There was no detail on the number of job losses that might be expected over the coming months but Owens – who said he expects to be in the job for six months – did tell staff, around three-quarters of whom were present, that he had experience of “restructuring” organisations. Quinn’s tone is said to have been upbeat and there appears to have been a general impression that he will have a positive impact.

One of those present also felt that the general tone suggested that there is confidence that the block on Government funding, normally paid through Sport Ireland, is close to being lifted.

Quinn is part of an FAI delegation which will travel to Switzerland over the coming days in order to tie up the outstanding details of Uefa’s financial support to the association and also, it is reported, to explore how previous funding has been used.

Central pot

There is some concern around Abbotstown that, after years during which significant portions of Uefa funding that was designated for specific areas such as women’s football, youth development or refereeing was diverted into a central pot to keep the association afloat, using all of such funding for the purposes intended now might actually leave a bigger hole when it comes to meeting day-to-day expenses.

Despite that, there was optimism amongst staff members after the address that the situation is stabilising and that the association is getting to a stage where it will be in better shape to cope on the financial front.
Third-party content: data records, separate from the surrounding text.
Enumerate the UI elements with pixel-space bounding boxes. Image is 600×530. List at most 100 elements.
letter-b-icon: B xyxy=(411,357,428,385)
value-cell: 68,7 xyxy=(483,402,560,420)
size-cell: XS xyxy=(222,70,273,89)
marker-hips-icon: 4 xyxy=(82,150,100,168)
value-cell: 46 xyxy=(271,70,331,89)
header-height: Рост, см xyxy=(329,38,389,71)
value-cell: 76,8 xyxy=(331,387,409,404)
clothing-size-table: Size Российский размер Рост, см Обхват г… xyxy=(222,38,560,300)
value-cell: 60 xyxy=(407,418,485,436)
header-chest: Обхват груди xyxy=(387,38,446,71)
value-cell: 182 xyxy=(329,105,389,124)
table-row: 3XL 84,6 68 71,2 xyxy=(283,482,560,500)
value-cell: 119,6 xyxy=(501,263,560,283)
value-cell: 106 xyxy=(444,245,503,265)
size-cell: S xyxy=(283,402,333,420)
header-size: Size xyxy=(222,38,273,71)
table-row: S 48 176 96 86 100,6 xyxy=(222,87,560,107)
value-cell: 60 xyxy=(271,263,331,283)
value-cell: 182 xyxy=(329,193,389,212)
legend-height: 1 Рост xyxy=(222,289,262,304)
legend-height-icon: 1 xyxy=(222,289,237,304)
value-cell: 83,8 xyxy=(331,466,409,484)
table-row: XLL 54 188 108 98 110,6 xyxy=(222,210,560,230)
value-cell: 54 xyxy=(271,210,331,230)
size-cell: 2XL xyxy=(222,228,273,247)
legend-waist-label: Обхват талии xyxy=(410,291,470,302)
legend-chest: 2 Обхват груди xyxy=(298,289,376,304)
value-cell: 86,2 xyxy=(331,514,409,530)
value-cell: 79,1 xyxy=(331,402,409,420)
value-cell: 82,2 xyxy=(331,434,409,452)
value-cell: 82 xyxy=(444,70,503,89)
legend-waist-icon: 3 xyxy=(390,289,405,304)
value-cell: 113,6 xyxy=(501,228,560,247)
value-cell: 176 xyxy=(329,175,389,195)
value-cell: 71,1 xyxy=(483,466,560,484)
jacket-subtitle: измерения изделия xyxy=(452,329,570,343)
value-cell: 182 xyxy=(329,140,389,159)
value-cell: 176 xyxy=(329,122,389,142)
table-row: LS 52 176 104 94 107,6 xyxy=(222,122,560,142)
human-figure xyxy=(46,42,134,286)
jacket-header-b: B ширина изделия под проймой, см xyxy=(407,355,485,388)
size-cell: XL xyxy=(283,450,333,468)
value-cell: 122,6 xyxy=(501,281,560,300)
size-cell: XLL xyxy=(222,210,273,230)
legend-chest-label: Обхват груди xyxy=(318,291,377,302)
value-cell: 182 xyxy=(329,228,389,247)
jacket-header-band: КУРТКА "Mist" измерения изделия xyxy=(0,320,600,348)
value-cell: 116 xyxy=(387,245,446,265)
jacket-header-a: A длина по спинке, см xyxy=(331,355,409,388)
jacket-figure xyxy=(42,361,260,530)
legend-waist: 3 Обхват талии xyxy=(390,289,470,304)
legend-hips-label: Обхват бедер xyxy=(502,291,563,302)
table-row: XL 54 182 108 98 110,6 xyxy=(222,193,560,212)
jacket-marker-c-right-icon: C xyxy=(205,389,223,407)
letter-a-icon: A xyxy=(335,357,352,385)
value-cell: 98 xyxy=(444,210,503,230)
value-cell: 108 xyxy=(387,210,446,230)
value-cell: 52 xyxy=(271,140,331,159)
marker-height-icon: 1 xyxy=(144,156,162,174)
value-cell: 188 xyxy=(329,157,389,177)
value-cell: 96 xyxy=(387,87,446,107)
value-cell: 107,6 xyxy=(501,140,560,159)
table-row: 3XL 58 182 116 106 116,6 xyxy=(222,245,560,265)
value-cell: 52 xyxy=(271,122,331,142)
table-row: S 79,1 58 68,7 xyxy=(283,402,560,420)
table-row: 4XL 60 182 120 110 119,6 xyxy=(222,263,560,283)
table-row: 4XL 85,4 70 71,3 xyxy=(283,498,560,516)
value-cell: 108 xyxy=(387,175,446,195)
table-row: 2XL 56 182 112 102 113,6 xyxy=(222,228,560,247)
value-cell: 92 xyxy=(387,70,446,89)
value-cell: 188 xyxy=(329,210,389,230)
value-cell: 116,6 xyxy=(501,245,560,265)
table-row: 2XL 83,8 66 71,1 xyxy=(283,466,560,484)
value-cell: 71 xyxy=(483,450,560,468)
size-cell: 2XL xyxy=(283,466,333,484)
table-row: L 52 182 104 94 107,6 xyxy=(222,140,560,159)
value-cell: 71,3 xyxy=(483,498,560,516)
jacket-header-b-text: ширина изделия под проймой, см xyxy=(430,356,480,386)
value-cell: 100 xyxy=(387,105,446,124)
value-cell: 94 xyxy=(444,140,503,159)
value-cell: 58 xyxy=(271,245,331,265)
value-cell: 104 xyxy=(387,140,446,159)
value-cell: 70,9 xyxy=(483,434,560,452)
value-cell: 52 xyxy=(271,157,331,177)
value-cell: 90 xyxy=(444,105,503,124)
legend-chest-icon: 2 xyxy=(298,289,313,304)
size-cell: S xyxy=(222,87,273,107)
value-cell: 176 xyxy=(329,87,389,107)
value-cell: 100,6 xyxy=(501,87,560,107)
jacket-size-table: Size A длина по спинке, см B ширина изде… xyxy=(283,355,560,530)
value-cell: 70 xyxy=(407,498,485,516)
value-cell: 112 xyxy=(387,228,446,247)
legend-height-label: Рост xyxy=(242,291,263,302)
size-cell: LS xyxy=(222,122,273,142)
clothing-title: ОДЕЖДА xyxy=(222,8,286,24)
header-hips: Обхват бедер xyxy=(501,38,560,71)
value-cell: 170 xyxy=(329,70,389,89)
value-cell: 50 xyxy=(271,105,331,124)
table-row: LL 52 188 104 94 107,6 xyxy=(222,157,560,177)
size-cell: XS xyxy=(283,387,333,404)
Quinn and Owens also met with members of the staff forum, and that too appears to have gone well despite the frustration felt in some quarters that the former Hibernian Insurance and Athletics Ireland chief is the fourth interim chief executive to be dealing with them since last March. The process of making a permanent appointment is only in its very earliest stages.

The domestic competitions committee includes two former board members, it has been confirmed

The current membership of the association’s new committees was also revealed to staff. There may be some relief that Minister for Sport Shane Ross has other things on his mind right now given the presence of a number of figures who were prominent during the John Delaney era.

The domestic competitions committee includes two former board members, it has been confirmed, with both Noel Fitzroy and Jim McConnell among the nine members named so far.

Signatory

John Earley is on the international and high performance committee along with Dennis Cruise who, as secretary of the junior council, was a signatory of a letter in support of Delaney issued at a point when the former chief executive’s position was widely seen as untenable.

The key football management committee, meanwhile, is set to include Frances Smith, who had been chair of the audit committee, a subcommittee of the finance committee, which effectively liaised between the association and its auditors, Deloitte.

Paddy Dempsey, chairman of the Dublin and District Schoolboy League – who was nominated by the schoolboy sector a few weeks ago to fill the vacancy on the board created when Earley resigned for the second time, but who then decided against taking the position, citing other commitments, after his league’s support of Delaney was raised – is also named on the football management committee. There are still vacancies to be filled on all of the committees.